Unions NSW announced a Public Sector union “Day of Action” on a series of issues including a below inflation pay offer to public sector workers of 2.5%. 30 July has been dubbed a “Day of In-action” by many after learning that the major event will be leafleting railway stations followed by a “media stunt” in the Sydney CBD with a 11am crowd of officials and some union members but including nothing involving stop work action or a mass rally. One major Public Service union went so far as to warn members that any spontaneous membership activity would have to be vetted by the union Executive before being implemented.
The Victorian CFMEU has recently won 15% over 3 years.

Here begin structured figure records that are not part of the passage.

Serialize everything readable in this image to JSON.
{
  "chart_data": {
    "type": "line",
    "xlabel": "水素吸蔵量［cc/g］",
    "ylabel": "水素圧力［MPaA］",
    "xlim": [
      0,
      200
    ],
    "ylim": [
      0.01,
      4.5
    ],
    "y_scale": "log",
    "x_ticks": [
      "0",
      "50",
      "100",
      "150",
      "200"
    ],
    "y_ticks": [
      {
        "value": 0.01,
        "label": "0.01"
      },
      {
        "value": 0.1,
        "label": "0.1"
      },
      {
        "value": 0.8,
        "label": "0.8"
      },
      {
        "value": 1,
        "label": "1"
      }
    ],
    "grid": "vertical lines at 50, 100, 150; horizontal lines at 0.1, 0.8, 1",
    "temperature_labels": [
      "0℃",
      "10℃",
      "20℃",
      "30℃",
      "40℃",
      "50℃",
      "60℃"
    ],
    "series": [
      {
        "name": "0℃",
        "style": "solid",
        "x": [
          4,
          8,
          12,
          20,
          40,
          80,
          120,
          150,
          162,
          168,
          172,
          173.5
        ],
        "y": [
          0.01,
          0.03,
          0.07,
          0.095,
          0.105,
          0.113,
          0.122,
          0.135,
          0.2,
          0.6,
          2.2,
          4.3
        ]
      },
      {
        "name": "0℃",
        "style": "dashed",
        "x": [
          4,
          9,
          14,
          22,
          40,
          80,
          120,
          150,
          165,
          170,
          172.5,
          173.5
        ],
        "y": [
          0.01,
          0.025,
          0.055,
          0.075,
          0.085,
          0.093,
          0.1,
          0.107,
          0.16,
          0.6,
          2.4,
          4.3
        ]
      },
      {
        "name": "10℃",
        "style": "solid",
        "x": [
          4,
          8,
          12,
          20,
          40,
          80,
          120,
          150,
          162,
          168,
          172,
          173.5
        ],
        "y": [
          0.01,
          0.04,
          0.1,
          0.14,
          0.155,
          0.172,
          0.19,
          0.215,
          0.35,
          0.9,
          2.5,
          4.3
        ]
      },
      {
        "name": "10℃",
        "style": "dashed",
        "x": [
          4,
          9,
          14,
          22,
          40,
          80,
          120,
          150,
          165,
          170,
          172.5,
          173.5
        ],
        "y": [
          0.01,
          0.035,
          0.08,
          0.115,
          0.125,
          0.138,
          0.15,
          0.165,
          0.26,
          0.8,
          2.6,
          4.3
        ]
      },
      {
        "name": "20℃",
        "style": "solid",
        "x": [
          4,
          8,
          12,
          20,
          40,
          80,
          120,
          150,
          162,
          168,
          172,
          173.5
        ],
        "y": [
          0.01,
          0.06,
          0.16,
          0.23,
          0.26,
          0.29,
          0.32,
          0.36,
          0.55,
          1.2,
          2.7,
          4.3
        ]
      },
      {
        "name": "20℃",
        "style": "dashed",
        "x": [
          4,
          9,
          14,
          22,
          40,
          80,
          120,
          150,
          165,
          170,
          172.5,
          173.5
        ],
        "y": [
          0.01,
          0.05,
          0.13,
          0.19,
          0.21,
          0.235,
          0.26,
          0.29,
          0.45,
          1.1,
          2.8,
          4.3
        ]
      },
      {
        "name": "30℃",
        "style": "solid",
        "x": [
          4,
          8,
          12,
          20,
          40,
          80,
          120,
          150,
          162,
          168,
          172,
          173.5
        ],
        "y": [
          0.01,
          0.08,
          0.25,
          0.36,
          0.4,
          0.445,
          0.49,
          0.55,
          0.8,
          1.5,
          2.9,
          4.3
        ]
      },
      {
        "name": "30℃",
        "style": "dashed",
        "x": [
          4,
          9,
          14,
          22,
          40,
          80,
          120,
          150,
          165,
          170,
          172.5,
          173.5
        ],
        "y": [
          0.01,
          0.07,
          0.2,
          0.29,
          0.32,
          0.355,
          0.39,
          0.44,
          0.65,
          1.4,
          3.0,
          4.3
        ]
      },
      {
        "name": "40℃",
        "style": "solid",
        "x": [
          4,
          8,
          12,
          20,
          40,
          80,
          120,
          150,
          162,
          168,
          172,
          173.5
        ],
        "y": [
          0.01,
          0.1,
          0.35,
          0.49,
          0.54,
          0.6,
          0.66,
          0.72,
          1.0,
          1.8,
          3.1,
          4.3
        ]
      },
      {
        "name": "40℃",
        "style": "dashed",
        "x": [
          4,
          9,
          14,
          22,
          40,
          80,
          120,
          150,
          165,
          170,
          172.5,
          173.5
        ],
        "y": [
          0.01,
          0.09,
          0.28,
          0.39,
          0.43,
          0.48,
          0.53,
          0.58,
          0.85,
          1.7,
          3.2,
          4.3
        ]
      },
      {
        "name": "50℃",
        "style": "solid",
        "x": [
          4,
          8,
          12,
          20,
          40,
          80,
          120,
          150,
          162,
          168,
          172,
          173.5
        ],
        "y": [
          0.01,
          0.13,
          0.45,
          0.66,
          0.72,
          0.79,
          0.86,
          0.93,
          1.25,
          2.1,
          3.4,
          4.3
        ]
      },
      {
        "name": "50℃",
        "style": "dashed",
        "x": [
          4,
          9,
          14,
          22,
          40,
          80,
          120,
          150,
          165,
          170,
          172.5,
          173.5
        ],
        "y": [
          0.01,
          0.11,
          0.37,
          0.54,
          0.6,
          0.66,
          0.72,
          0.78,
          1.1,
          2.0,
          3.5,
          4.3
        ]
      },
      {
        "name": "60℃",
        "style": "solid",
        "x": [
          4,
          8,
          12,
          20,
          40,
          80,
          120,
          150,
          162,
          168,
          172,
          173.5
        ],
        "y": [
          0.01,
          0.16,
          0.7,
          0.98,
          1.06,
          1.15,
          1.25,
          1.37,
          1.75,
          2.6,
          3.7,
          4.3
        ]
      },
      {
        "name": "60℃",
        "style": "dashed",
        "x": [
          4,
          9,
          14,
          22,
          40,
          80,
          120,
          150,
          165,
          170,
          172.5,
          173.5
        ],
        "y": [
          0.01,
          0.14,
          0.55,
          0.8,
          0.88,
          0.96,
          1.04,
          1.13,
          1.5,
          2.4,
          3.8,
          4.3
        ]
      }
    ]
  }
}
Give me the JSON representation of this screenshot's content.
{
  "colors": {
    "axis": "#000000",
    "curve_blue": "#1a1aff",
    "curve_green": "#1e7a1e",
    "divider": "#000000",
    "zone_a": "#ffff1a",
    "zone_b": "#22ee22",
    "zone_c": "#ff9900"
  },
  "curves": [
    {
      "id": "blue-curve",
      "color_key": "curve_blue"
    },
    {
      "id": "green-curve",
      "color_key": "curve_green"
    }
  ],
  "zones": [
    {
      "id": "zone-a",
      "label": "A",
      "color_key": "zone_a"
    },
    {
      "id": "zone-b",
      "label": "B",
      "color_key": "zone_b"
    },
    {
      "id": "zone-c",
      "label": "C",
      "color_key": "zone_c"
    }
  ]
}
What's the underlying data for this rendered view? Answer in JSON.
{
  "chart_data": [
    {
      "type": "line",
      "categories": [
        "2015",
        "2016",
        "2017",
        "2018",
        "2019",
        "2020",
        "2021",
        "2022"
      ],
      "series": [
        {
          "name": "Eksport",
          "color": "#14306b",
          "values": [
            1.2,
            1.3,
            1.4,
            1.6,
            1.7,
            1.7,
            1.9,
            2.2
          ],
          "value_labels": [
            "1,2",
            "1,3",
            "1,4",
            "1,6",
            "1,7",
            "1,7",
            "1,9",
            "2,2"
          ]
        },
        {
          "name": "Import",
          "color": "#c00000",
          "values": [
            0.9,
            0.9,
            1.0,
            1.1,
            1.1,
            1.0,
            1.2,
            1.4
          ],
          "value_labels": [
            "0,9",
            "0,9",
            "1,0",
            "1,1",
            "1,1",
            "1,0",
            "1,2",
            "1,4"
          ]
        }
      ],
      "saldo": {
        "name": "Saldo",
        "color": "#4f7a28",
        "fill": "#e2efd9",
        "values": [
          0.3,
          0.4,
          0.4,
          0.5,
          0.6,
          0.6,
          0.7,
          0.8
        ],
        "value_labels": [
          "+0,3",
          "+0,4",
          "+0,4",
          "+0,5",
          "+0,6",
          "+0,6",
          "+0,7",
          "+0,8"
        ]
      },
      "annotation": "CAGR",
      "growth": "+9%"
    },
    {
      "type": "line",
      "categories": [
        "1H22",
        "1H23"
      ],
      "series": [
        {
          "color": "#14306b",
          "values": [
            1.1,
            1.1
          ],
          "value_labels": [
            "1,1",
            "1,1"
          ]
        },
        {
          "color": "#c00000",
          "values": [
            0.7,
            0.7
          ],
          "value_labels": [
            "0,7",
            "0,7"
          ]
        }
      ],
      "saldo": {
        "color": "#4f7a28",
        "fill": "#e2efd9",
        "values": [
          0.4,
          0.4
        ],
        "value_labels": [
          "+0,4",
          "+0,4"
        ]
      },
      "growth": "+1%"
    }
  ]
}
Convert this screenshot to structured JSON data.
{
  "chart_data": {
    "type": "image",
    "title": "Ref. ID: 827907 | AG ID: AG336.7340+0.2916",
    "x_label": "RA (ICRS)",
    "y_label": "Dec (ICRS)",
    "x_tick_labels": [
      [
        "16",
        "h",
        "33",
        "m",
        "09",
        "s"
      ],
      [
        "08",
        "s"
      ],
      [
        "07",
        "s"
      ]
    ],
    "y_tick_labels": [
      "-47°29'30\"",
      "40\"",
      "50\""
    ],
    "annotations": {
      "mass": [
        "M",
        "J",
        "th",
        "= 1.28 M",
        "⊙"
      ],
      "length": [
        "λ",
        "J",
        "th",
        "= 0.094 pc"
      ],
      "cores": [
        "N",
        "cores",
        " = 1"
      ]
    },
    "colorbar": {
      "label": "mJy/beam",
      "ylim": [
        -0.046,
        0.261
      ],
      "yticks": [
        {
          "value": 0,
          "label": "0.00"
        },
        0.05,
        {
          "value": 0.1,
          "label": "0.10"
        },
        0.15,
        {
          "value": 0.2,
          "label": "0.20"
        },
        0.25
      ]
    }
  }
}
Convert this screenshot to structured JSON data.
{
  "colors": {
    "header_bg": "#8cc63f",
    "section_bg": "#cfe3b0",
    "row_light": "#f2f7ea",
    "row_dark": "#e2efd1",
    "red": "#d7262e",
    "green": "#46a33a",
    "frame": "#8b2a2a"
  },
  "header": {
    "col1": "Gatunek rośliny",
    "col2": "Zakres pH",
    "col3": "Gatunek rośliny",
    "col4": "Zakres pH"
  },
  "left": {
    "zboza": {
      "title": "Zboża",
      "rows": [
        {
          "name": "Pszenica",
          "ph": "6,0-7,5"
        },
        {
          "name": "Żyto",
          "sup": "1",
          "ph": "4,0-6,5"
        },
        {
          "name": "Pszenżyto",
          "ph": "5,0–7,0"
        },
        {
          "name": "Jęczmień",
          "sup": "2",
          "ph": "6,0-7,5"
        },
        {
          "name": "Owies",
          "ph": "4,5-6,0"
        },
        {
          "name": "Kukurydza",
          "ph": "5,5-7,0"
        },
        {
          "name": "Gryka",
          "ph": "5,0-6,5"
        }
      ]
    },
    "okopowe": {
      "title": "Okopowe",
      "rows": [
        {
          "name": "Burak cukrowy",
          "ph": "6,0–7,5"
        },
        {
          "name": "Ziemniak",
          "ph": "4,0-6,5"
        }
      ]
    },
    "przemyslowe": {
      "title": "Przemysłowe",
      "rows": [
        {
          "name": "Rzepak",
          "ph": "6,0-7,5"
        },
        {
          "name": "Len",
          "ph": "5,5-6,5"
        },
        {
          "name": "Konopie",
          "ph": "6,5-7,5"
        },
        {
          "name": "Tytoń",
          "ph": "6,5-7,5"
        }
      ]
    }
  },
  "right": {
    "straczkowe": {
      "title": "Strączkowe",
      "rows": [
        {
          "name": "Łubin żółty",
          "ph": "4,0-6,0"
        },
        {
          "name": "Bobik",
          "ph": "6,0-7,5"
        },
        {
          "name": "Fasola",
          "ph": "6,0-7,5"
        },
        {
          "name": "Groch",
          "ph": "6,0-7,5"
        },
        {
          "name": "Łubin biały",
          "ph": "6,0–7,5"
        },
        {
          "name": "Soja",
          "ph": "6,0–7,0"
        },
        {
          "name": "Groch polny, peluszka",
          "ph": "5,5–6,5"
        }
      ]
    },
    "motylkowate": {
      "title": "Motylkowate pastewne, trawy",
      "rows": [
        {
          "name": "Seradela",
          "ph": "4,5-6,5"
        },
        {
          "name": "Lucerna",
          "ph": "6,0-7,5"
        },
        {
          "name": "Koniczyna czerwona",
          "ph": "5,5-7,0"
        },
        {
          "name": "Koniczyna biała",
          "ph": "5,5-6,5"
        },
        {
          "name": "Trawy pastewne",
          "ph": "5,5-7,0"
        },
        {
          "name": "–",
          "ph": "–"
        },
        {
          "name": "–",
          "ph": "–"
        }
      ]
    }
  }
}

Which is a catch up and .5% over the latest inflation figures. But over a 3 year period there is no guarantee of maintaining buying power in uncertain economic times.
The Your Rights @ Work campaign was highly successful at mobilising workers to vote out the Coalition. But it did so by appealing to them in marginal seats as citizen voters not mobilising them as workers. The result is once again a missed opportunity to use all the energy of that campaign to increase union membership.
Before the November 07 election union members were told in no uncertain terms that although Rudd promised not nearly enough of a roll back of the Howard industrial agenda they should not kick up too much of a fuss and simply rely on the ballot box. The fight would come after the election of a Labor government. Well, now the honeymoon is over and its time to turn on the pressure.
The end result of the apparent and real arm wrestle between the unions and Labor both on a State and Federal level may be that unionists hopes and aspirations of a fight back will be carefully stage managed so that nothing ‘gets out of hand’. At the same time some union leaderships are aware and somewhat fearful of the possibility that their influence on the ALP could wane if it is not asserted.
After the November 07 election we asked:
“The question on the workers' side now is: how soon, how energetically, and how boldly will the unions and the left mobilise to apply pressure to the Rudd Labor government to win back workers' rights?
And the question on the other side is: will Rudd, who has modelled himself partly on Tony Blair, try to use the credit from his election victory to ram through structural changes in the Australian Labor Party similar to those Blair forced on British Labour with "Partnership in Power" in 1997?”
That battle is still going on with the independent working class movement yet to show/assert its potential for placing demands on Labor. Letting off steam rather than forcing the issue.
Our job remains to find and link up with workers in struggle and who want to put up a fight to see the end of the Howard agenda, who want to build a real mobilisation on wages and conditions in the face of the timid union leaderships.